Finding Deleted Files

With most file systems, you can find deleted files using the fls command. fls processes the file names of a file system and shows both allocated and deleted file names. With NTFS however, you will miss most file names because of the tree resorting. Further, because the tree gets resorted frequently, the unused space at the end of a tree node (where we would expect to find the names of deleted files) may contain information about files that are still allocated (but whose name has been moved to a different node in the tree).

Another technique exists though to find deleted files. To find the deleted files for a specific parent directory, the MFT entry of the directory is determined and the MFT is scanned to find all unallocated entries that reference that directory as its parent directory. The file name is stored in the MFT entry so the full path can be determined using the path of the parent directory and the name stored in the file's MFT entry.

TSK Tools

In v2, fls will process the file names in a directory and can show the allocated and deleted names. As previously mentioned, it will not be able to show the files whose name was deleted during a tree resort. It will also show file names as deleted even though they point to allocated MFT entries (it will show these as having a "realloc" status).

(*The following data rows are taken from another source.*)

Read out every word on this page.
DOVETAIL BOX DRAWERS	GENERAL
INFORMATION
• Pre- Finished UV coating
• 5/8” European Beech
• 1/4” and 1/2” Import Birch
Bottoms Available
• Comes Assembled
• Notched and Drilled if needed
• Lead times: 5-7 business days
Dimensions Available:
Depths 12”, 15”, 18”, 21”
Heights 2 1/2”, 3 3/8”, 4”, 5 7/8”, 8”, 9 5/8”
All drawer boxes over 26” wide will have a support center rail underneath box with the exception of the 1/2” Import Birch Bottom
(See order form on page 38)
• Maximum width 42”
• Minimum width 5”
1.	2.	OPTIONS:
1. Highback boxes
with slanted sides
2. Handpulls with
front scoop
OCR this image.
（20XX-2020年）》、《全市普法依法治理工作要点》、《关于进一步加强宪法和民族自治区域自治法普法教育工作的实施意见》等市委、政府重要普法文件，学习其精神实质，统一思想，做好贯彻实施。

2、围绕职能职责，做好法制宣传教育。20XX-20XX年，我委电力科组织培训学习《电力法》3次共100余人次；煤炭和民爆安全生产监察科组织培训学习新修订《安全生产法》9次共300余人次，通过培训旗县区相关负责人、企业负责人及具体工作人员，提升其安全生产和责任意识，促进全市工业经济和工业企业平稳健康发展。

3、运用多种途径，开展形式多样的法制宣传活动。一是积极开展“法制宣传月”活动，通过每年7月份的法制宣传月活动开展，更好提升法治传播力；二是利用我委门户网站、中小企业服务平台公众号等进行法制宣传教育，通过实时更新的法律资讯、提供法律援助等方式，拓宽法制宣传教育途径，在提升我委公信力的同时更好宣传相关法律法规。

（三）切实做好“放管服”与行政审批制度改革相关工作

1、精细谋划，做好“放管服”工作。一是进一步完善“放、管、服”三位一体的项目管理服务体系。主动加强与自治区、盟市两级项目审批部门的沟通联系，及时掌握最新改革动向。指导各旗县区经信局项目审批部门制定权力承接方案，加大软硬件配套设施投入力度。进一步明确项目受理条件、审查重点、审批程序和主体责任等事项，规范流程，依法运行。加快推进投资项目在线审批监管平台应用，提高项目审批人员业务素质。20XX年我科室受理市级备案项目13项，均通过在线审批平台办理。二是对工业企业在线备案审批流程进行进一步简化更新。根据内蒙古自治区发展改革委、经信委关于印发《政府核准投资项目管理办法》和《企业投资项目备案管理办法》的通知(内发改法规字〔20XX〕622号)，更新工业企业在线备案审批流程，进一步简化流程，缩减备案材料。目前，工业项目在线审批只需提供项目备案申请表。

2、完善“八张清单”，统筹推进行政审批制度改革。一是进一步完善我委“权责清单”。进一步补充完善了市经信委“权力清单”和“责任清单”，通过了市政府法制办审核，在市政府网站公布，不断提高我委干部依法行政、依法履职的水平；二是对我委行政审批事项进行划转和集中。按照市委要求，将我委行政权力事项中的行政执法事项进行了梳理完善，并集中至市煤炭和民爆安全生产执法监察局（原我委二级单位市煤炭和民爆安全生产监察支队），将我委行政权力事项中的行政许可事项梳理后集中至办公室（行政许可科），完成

ifind -p will process the MFT to look for entries that refer to a specific parent directory. This allows you to find files whose name was removed during the tree resort.

Autopsy combines these two approaches. When it lists the contents of a NTFS directory, it runs fls and to learn about allocated files only. It then runs ifind to learn about the deleted files in the directory.

Sorter and the timeline creation process have not been upgraded yet to use the approach of Autopsy and instead the rely only on fls for deleted file information.